Wednesday, December 15, 2010

Downtown Parking Thanksgiving

Mr Benter of the Benter Foundation got fed up with searching for parking downtown, so he directed his foundation to spend $175,000 to develop ParkPGH. Currently, the application-website tells users the availability of parking at 8 downtown garages in the Cultural District.

In January, ParkPGH will add a ninth location, the parking authority garage at Ninth Street and Penn Avenue. At that point, the system will encompass 5,300 spaces -- 25 percent of Downtown garage capacity.

If I'm doing the math correctly, that means there are 21,200 parking spaces available in downtown parking garages.

The system potentially benefits 2 million annual Cultural District visitors and about 150,000 daily Downtown commuters.

So we have 21,2000 parking spaces available downtown for 150,000 daily commuters.

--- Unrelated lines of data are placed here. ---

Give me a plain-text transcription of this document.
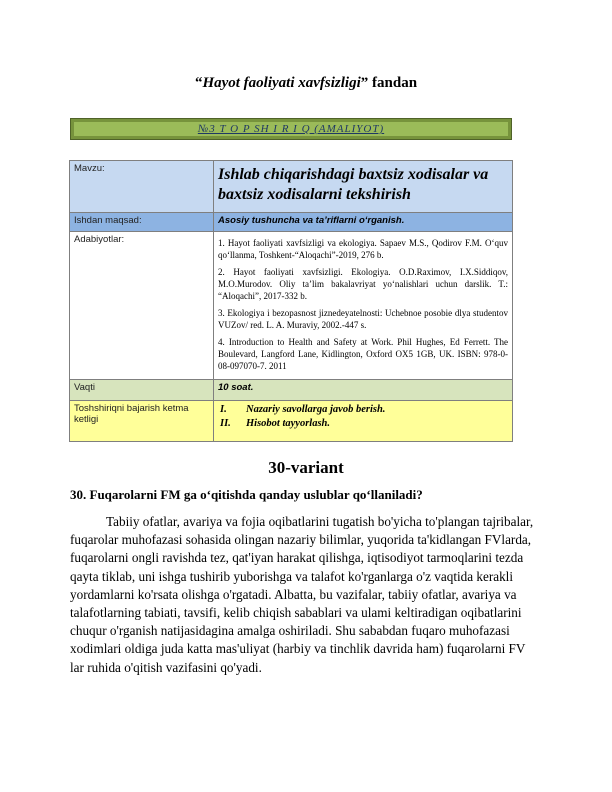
“Hayot faoliyati xavfsizligi” fandan
№3 T O P SH I R I Q (AMALIYOT)
Mavzu:	Ishlab chiqarishdagi baxtsiz xodisalar va baxtsiz xodisalarni tekshirish

Ishdan maqsad:	Asosiy tushuncha va ta’riflarni o‘rganish.
Adabiyotlar:	1. Hayot faoliyati xavfsizligi va ekologiya. Sapaev M.S., Qodirov F.M. O‘quv qo‘llanma, Toshkent-“Aloqachi”-2019, 276 b.

2. Hayot faoliyati xavfsizligi. Ekologiya. O.D.Raximov, I.X.Siddiqov, M.O.Murodov. Oliy ta’lim bakalavriyat yo‘nalishlari uchun darslik. T.: “Aloqachi”, 2017-332 b.

3. Ekologiya i bezopasnost jiznedeyatelnosti: Uchebnoe posobie dlya studentov VUZov/ red. L. A. Muraviy, 2002.-447 s.

4. Introduction to Health and Safety at Work. Phil Hughes, Ed Ferrett. The Boulevard, Langford Lane, Kidlington, Oxford OX5 1GB, UK. ISBN: 978-0-08-097070-7. 2011

Vaqti	10 soat.
Toshshiriqni bajarish ketma ketligi	I. Nazariy savollarga javob berish.
II. Hisobot tayyorlash.
30-variant
30. Fuqarolarni FM ga o‘qitishda qanday uslublar qo‘llaniladi?

Tabiiy ofatlar, avariya va fojia oqibatlarini tugatish bo'yicha to'plangan tajribalar, fuqarolar muhofazasi sohasida olingan nazariy bilimlar, yuqorida ta'kidlangan FVlarda, fuqarolarni ongli ravishda tez, qat'iyan harakat qilishga, iqtisodiyot tarmoqlarini tezda qayta tiklab, uni ishga tushirib yuborishga va talafot ko'rganlarga o'z vaqtida kerakli yordamlarni ko'rsata olishga o'rgatadi. Albatta, bu vazifalar, tabiiy ofatlar, avariya va talafotlarning tabiati, tavsifi, kelib chiqish sabablari va ulami keltiradigan oqibatlarini chuqur o'rganish natijasidagina amalga oshiriladi. Shu sababdan fuqaro muhofazasi xodimlari oldiga juda katta mas'uliyat (harbiy va tinchlik davrida ham) fuqarolarni FV lar ruhida o'qitish vazifasini qo'yadi.
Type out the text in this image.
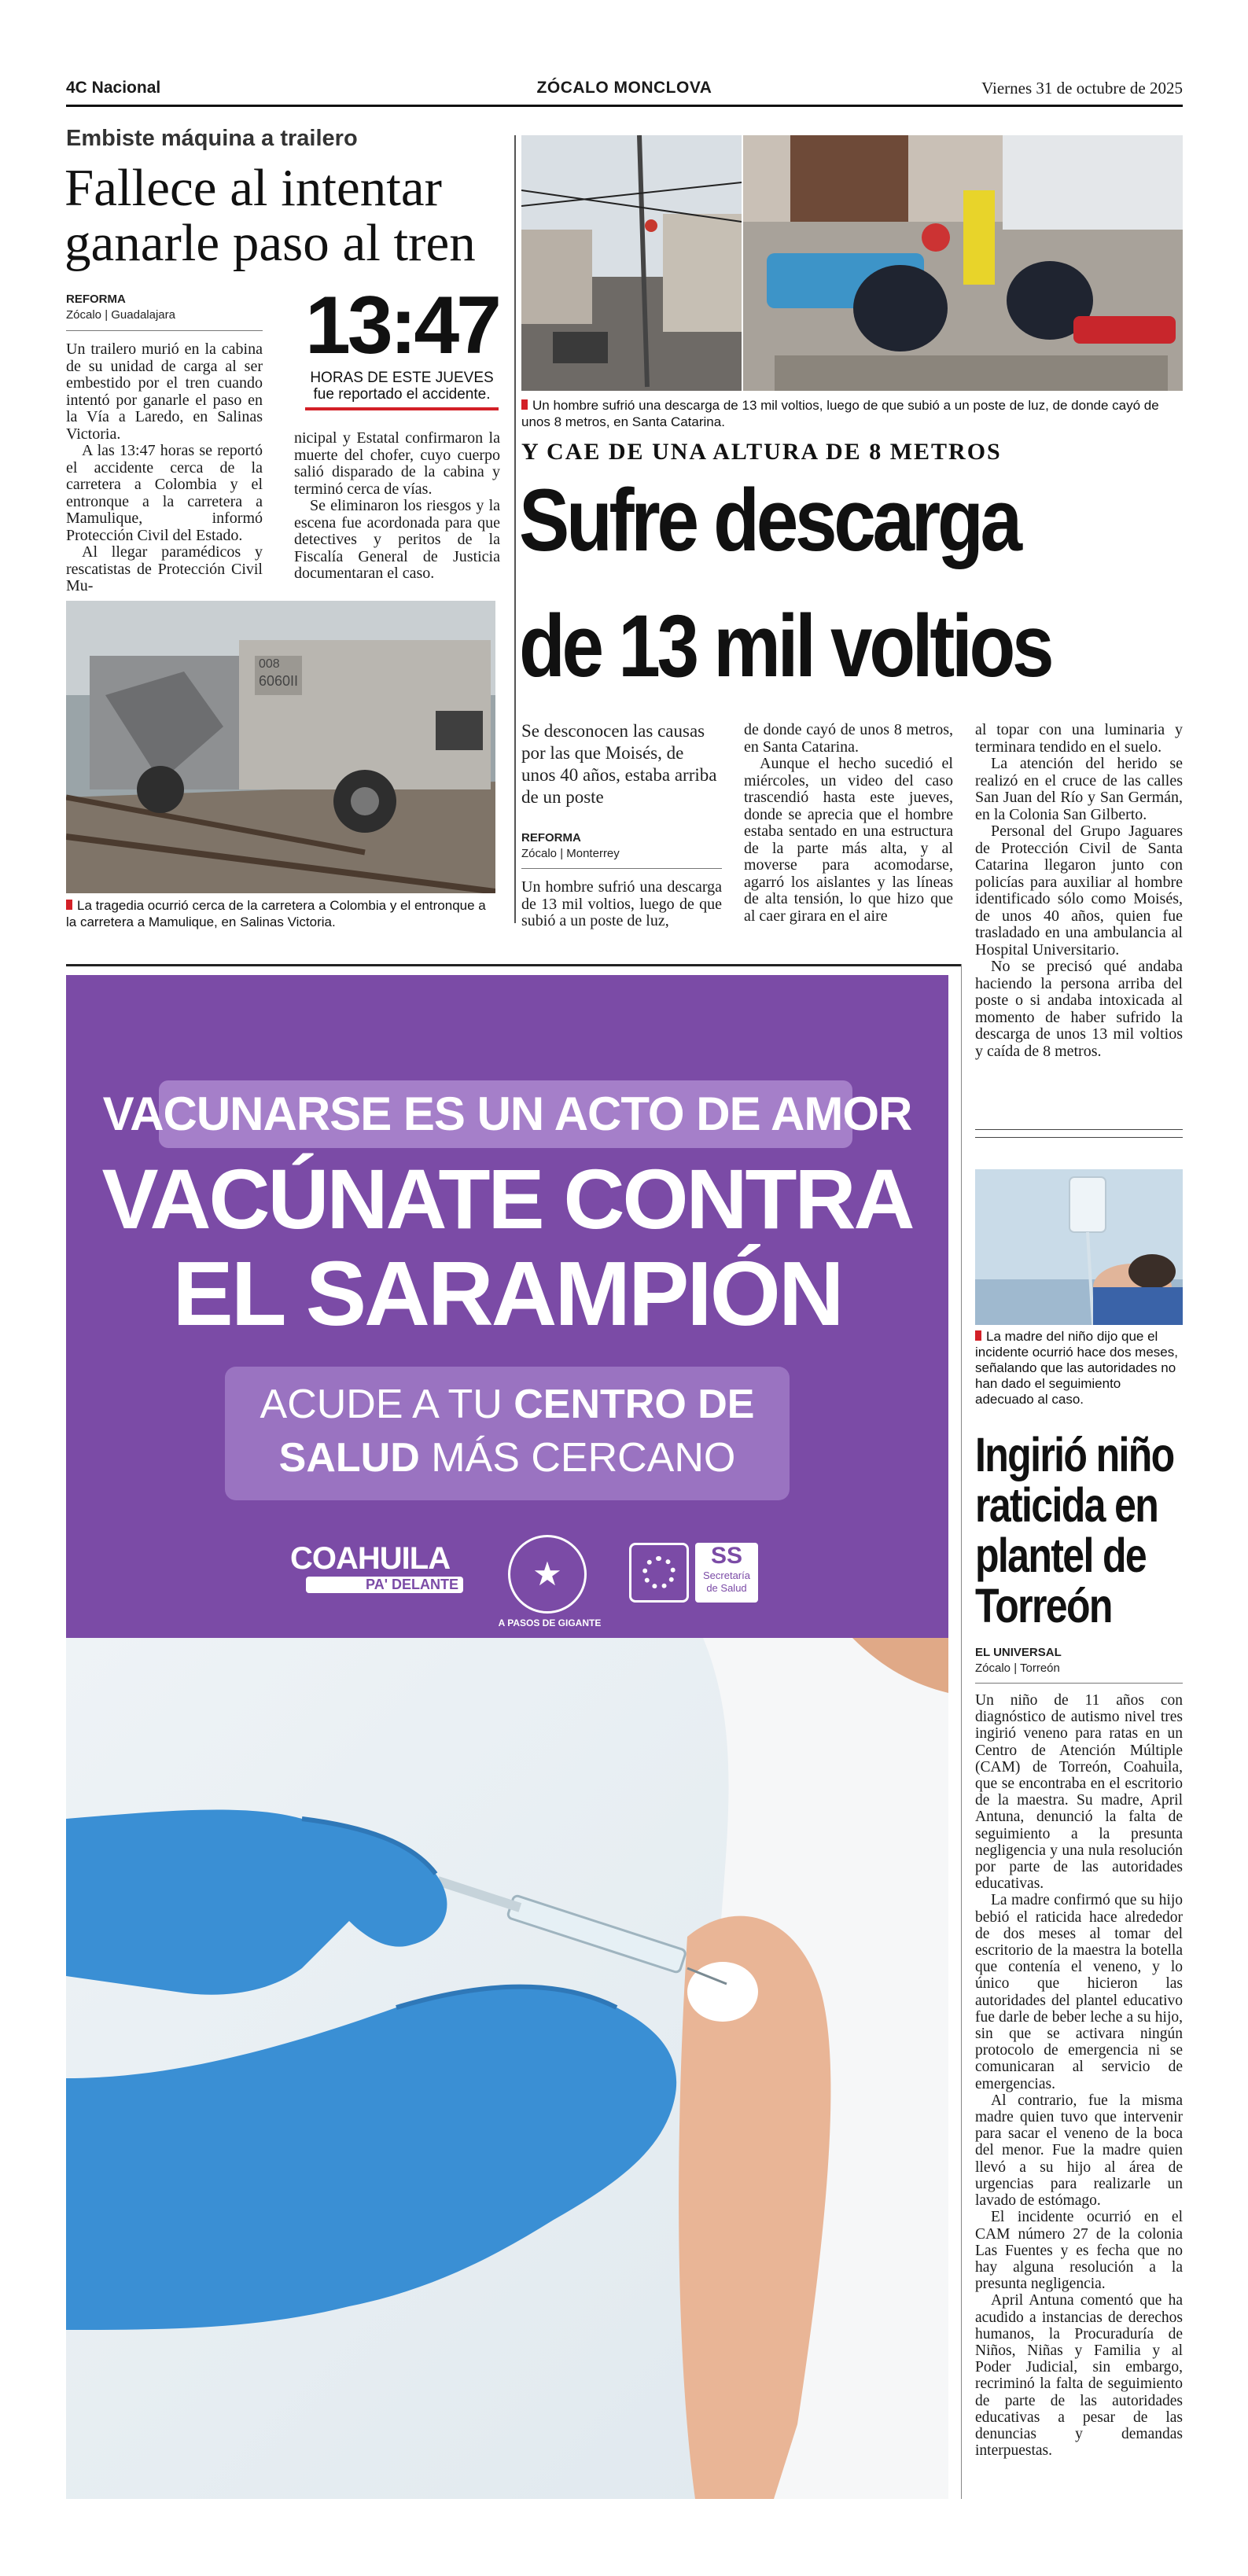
4C Nacional	ZÓCALO MONCLOVA	Viernes 31 de octubre de 2025
Embiste máquina a trailero
Fallece al intentar
ganarle paso al tren
REFORMA
Zócalo | Guadalajara	13:47
HORAS DE ESTE JUEVES
fue reportado el accidente.

Un trailero murió en la cabina de su unidad de carga al ser embestido por el tren cuando intentó por ganarle el paso en la Vía a Laredo, en Salinas Victoria.

A las 13:47 horas se reportó el accidente cerca de la carretera a Colombia y el entronque a la carretera a Mamulique, informó Protección Civil del Estado.

Al llegar paramédicos y rescatistas de Protección Civil Mu-

nicipal y Estatal confirmaron la muerte del chofer, cuyo cuerpo salió disparado de la cabina y terminó cerca de vías.

Se eliminaron los riesgos y la escena fue acordonada para que detectives y peritos de la Fiscalía General de Justicia documentaran el caso.

008
6060II
La tragedia ocurrió cerca de la carretera a Colombia y el entronque a la carretera a Mamulique, en Salinas Victoria.
Un hombre sufrió una descarga de 13 mil voltios, luego de que subió a un poste de luz, de donde cayó de unos 8 metros, en Santa Catarina.
Y CAE DE UNA ALTURA DE 8 METROS
Sufre descarga
de 13 mil voltios
Se desconocen las causas por las que Moisés, de unos 40 años, estaba arriba de un poste
REFORMA
Zócalo | Monterrey

Un hombre sufrió una descarga de 13 mil voltios, luego de que subió a un poste de luz,

de donde cayó de unos 8 metros, en Santa Catarina.

Aunque el hecho sucedió el miércoles, un video del caso trascendió hasta este jueves, donde se aprecia que el hombre estaba sentado en una estructura de la parte más alta, y al moverse para acomodarse, agarró los aislantes y las líneas de alta tensión, lo que hizo que al caer girara en el aire

al topar con una luminaria y terminara tendido en el suelo.

La atención del herido se realizó en el cruce de las calles San Juan del Río y San Germán, en la Colonia San Gilberto.

Personal del Grupo Jaguares de Protección Civil de Santa Catarina llegaron junto con policías para auxiliar al hombre identificado sólo como Moisés, de unos 40 años, quien fue trasladado en una ambulancia al Hospital Universitario.

No se precisó qué andaba haciendo la persona arriba del poste o si andaba intoxicada al momento de haber sufrido la descarga de unos 13 mil voltios y caída de 8 metros.

VACUNARSE ES UN ACTO DE AMOR
VACÚNATE CONTRA
EL SARAMPIÓN
ACUDE A TU CENTRO DE
SALUD MÁS CERCANO
COAHUILA
PA' DELANTE	★
A PASOS DE GIGANTE
SS
Secretaría
de Salud
La madre del niño dijo que el incidente ocurrió hace dos meses, señalando que las autoridades no han dado el seguimiento adecuado al caso.
Ingirió niño
raticida en
plantel de
Torreón
EL UNIVERSAL
Zócalo | Torreón

Un niño de 11 años con diagnóstico de autismo nivel tres ingirió veneno para ratas en un Centro de Atención Múltiple (CAM) de Torreón, Coahuila, que se encontraba en el escritorio de la maestra. Su madre, April Antuna, denunció la falta de seguimiento a la presunta negligencia y una nula resolución por parte de las autoridades educativas.

La madre confirmó que su hijo bebió el raticida hace alrededor de dos meses al tomar del escritorio de la maestra la botella que contenía el veneno, y lo único que hicieron las autoridades del plantel educativo fue darle de beber leche a su hijo, sin que se activara ningún protocolo de emergencia ni se comunicaran al servicio de emergencias.

Al contrario, fue la misma madre quien tuvo que intervenir para sacar el veneno de la boca del menor. Fue la madre quien llevó a su hijo al área de urgencias para realizarle un lavado de estómago.

El incidente ocurrió en el CAM número 27 de la colonia Las Fuentes y es fecha que no hay alguna resolución a la presunta negligencia.

April Antuna comentó que ha acudido a instancias de derechos humanos, la Procuraduría de Niños, Niñas y Familia y al Poder Judicial, sin embargo, recriminó la falta de seguimiento de parte de las autoridades educativas a pesar de las denuncias y demandas interpuestas.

That means the vast majority of downtown workers park elsewhere and walk or take public transportation downtown.

On Tuesday night, the Southwestern Pennsylvania Commission narrowly voted to bail out Port Authority with an extra $45 Million they had lying around - on the condition that Port Authority still implements some cuts in March. When Port Authority enacts its slightly less catastrophic 15% compromise service cuts in March, at least all those stranded downtown workers will be able to watch the parking garages fill in real-time on their iPhone.

And to make it a parking trifecta this week, Pittsburgh City Council is fast-tracking a plan to lease our parking garages and bail out the city's own pension fund. The good news? The garages will only be leased for 40 years (instead of 50) and the city will be eligible for profit-sharing from the garages. The bad news? They're still leasing the parking meters and giving up control over parking throughout the city and not ultimately solving the city's long-term pension woes.

So in summary, thanks to Mr Benter for actually getting something done. Thanks to the Southwest Pennsylvania Commission for stepping in where the state repeatedly refuses to tread - even if the money comes with strings attached. And thanks that I'm not a Pittsburgh City Councilor stuck between a rock and a hard place.

1 comment:

Dean Jackson said...

Don't forget to count the (enormous) amount of open lot parking at Station Square, the Mellon Arena, and by the Heinz History Center, where people park (not in a garage, but in a lot).